I was reading an interview with Tien Tzuo, CEO of Zuora, on the Forbes blog when it struck me why the content industry...
is having such a problem with piracy.
On product companies vs. subscription companies Tzuo wrote, “Rather than putting the focus of the business on the ‘product’ or the ‘transaction,’ subscription economy companies live and die by their ability to focus on the customer.”
You might think that’s not such a big deal given all of the successful companies selling services on the Web. But for a company that grew up selling its products through an elaborate network of retailers, news dealers, movie houses and DVD rental outlets, it can be difficult to see the customer. Moreover, changing the basic model to let the primary producer get closer to the customer might not be tolerated in the channel.
But in industry after industry, the Internet has caused this kind of disintermediation, and vendors have gotten closer to customers. There’s also a fair amount of pain to be shared when channel partners discover they don’t have very good reasons to be on the channel.
In protecting its channels, the content industry has squeezed itself. On one side, Web retailers like the Apple Store have taken the initiative in setting prices for the copyright holders. On the other, if you are in, say, the newspaper business, traditional infrastructure like trucks and printing presses cost more each year while your revenue trends downward or at best remains flat. Then there’s the technology angle. Multiple technologies invented in the last few decades make illegal copying easy, and the results are high-quality.
These three forces impinging on the content industry offer plenty of reasons the business model needs to change, and the new one needs to cozy up to the customer.
It’s too easy for the content owners to foist the problem onto someone else -- the Internet companies in this case, but better enforcement and hypervigilance won’t change much. Each instance of piracy should not be seen as a theft so much as a situation in which the vendor didn’t meet a legitimate customer need. Either the vendor couldn’t meet a price point or didn’t even try to be in the market and meet the customer halfway.
Skeptics might say this is blaming the victim. In other words, the customer chose to buy a pirated version rather than the original so it must be some fault of the vendor. In many cases the pirates are selling their goods at prices far below those of the legitimate products because that is what the market will bear. Original producers would rather not sell at those levels to protect their channels and price structures.
Unfortunately, current technologies make it hard to hold the line on product prices. That’s why the content business model has to change. The model needs to be streamlined, reducing the number of intermediaries and updating to the latest technologies. That means far more digital delivery with less conventional “product” changing hands at retail.

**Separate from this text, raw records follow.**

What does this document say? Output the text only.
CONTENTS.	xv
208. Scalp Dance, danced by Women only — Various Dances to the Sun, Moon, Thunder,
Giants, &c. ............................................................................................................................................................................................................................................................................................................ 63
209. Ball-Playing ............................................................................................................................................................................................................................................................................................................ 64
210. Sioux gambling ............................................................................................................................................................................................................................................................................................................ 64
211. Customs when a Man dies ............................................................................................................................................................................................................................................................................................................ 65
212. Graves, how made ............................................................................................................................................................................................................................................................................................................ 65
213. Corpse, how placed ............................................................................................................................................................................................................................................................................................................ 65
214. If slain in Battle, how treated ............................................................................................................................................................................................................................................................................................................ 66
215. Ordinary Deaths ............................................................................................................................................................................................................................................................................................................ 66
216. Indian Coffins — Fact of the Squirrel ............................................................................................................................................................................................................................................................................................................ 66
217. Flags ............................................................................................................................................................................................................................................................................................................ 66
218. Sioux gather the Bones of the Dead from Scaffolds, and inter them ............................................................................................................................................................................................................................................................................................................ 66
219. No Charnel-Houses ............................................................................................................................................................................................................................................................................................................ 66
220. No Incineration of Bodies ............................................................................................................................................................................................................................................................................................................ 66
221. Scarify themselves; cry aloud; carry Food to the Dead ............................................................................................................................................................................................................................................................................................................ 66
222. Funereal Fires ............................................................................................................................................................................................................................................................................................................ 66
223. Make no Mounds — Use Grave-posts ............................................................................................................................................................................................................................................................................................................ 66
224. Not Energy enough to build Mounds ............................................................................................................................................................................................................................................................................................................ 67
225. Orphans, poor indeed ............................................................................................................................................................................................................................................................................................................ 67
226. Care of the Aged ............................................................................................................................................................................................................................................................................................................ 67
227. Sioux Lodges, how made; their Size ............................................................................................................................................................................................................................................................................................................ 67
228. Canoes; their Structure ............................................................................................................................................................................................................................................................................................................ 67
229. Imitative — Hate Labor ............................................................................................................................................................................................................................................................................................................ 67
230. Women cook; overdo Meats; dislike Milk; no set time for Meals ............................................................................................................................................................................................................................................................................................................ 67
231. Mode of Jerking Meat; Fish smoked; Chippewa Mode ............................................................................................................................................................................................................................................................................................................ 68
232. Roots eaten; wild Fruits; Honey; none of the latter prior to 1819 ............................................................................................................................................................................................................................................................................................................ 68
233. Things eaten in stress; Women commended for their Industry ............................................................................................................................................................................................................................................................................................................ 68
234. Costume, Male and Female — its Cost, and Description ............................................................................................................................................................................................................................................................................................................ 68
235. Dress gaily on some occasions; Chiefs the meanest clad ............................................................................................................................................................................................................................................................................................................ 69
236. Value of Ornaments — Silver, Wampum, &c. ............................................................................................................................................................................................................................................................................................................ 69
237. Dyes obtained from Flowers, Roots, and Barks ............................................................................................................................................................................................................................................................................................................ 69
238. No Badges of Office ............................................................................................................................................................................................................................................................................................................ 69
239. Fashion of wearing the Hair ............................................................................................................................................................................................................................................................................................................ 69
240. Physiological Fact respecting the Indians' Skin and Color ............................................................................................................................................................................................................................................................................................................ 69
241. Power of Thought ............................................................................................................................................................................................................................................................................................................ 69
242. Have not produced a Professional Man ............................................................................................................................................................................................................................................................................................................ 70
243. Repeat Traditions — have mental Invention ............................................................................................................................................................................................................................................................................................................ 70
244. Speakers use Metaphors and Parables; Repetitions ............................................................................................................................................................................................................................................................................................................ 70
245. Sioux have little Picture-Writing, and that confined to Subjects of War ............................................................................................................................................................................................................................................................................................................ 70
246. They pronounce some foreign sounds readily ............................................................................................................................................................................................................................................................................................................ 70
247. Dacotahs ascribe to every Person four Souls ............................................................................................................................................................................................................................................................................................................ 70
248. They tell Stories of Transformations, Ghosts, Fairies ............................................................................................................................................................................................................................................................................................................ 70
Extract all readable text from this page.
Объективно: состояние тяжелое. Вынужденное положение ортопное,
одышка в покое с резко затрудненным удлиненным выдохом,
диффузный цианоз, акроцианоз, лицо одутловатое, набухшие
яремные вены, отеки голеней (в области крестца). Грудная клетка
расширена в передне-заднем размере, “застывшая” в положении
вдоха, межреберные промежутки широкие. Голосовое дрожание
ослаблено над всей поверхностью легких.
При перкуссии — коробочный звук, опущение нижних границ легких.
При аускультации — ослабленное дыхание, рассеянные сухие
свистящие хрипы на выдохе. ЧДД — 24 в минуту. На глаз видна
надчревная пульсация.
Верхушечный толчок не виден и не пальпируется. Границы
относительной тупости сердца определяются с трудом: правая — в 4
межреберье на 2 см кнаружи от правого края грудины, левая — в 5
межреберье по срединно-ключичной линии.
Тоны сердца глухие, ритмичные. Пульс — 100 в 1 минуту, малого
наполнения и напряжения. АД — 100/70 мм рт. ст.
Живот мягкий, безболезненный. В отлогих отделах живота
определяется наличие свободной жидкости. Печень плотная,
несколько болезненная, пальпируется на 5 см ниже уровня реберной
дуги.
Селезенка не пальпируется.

It also means that content companies need to understand that if a customer is willing to spend only a few dollars for a download, that customer is not likely to cannibalize higher-priced channels.
In earlier times, customers without the means or desire to pay the going rate for content tended to do without. But today, those people are a great reservoir of demand that is being satisfied illegally. This should be seen as the next big opportunity in content sales, not a problem to be remedied with lawsuits or bogus legislation.
I believe Tien Tzuo was right: If the content industry focuses its energy on the customer rather than on its products or transactions, it will find the solution to its piracy problems and it won’t involve forcing Internet companies into performing unnatural acts as the defeated PIPA and SOPA legislation attempted.